Choosing the Right Chart
When selecting the appropriate chart for data visualization, it's essential to consider the data type and the message to be conveyed. Factors like audience, complexity of the data, and the story to be told through the data should influence the choice of chart. For example, if the goal is to compare quantities across categories, a bar chart may be the best option. Conversely, if showcasing trends over time is the objective, a line chart becomes advantageous (Healy, 2018).
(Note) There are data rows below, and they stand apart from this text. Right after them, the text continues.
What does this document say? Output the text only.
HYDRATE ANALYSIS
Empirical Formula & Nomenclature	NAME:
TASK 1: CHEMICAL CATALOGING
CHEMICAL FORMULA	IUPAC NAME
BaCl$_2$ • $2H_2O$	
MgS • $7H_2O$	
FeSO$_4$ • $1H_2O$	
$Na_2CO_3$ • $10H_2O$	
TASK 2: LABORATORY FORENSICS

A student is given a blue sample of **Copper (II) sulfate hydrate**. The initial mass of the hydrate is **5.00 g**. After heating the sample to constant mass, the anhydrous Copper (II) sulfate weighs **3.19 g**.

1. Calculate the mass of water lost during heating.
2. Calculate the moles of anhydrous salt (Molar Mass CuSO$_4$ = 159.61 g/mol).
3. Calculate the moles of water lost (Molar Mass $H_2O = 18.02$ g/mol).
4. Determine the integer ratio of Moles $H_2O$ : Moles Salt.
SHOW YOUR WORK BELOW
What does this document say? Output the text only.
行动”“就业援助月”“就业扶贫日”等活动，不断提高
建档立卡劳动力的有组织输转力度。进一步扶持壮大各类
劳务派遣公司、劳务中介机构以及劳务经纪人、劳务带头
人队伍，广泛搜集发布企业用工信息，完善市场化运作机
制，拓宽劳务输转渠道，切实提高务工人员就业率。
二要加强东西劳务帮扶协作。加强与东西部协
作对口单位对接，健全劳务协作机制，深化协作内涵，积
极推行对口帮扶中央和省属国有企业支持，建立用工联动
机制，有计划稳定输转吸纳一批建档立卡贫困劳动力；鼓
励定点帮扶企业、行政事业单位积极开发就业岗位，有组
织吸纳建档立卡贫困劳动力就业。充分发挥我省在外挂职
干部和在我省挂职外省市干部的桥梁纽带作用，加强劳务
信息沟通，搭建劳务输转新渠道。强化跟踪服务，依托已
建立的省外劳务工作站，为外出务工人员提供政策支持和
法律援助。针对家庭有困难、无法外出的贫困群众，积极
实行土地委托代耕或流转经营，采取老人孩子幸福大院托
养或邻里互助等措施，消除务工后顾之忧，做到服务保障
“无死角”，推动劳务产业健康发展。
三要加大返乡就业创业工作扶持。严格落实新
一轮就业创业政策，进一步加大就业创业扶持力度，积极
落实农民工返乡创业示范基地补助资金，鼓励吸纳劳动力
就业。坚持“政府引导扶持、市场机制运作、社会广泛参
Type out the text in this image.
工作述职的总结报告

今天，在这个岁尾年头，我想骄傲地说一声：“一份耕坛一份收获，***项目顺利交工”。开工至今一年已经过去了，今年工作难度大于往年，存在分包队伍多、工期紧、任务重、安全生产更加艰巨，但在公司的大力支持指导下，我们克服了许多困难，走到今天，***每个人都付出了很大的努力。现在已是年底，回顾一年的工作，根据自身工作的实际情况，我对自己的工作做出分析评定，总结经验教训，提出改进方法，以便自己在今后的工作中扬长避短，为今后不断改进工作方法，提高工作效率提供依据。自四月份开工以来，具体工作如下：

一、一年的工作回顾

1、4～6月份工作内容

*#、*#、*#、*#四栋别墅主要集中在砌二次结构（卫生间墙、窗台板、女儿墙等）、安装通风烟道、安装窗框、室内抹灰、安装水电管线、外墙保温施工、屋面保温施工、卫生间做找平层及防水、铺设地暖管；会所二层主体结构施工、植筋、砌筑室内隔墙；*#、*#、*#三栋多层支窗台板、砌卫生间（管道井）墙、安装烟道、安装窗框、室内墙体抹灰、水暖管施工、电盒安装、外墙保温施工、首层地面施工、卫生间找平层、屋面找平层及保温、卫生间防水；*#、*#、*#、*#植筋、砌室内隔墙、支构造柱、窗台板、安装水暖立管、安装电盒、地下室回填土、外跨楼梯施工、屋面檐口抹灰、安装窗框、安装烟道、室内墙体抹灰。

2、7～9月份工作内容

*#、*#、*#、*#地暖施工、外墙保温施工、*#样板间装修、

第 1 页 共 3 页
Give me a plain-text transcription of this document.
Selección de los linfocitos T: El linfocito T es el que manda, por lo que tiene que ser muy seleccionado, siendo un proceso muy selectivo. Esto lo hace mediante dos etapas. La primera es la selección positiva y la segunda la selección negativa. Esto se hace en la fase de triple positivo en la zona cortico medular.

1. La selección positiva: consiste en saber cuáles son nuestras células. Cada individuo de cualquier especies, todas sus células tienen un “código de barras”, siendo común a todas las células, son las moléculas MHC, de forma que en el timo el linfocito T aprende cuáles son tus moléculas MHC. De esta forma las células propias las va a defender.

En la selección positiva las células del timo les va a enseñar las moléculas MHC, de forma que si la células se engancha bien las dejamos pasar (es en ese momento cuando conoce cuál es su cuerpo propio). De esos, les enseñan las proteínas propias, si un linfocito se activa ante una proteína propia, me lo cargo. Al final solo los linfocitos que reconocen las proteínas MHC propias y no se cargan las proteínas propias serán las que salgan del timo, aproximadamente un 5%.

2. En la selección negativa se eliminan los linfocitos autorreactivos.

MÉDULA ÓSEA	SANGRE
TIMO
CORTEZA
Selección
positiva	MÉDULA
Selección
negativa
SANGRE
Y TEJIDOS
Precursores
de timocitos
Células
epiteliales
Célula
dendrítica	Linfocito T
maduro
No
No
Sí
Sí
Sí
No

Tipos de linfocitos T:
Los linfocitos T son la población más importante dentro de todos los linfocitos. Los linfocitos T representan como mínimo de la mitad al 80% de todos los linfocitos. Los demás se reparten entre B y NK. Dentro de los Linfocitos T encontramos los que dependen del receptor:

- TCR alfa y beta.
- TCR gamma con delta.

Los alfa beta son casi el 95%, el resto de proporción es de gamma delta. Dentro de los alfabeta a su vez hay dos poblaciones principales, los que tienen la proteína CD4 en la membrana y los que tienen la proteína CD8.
Improving Data Interpretation with Infographics
Infographics merge data visualization with design to creatively communicate complex information. They often incorporate various chart types, images, and text to deliver an engaging and insightful narrative around the data. Infographics can make presentations more impactful and are especially useful in settings like marketing, education, and journalism (Duarte, 2010).
Conclusion
In conclusion, data visualization is essential for effective communication in a data-driven world. Various chart types, including bar charts, pie charts, line charts, scatter plots, and area charts, each serve distinct purposes and contexts. By appropriately selecting visualizations and employing infographics, presenters can transform complex data into meaningful insights that resonate with their audiences.
References
- Archambault, S. G., Helouvry, J., Strohl, B., & Williams, G. (2015). Data visualization as a communication tool. Library Hi Tech News, 32(2), 1-9.
- Cleveland, W. S. (1994). The Elements of Graphing Data. Wadsworth.
- Duarte, N. (2010). Resonate: Present Visual Stories that Transform Audiences. Wiley.
- Few, S. (2009). Now You See It: Simple Visualization Techniques for Quantitative Analysis. Analytics Press.
- Healy, K. (2018). Data Visualization: A Practical Introduction. Princeton University Press.
- Kirk, A. (2016). Data Visualisation: A Handbook for Data Driven Design. Sage.
- Meyer, M., Emilia, J., & Brown, J. (2017). Visualize This: How to Tell Stories with Data. Wiley.
- McKinsey & Company. (2020). How to Create Graphs that Captivate and Inspire: Lessons from Data Visualization Experts.
- Tufte, E. R. (2001). The Visual Display of Quantitative Information. Graphics Press.
- Wickham, H. (2016). ggplot2: Elegant Graphics for Data Analysis. Springer.
- Zwinger, S., & Zeiller, M. (2016). Interactive infographics in German online newspapers. In Forum Media Technology. St. Pölten University of Applied Sciences.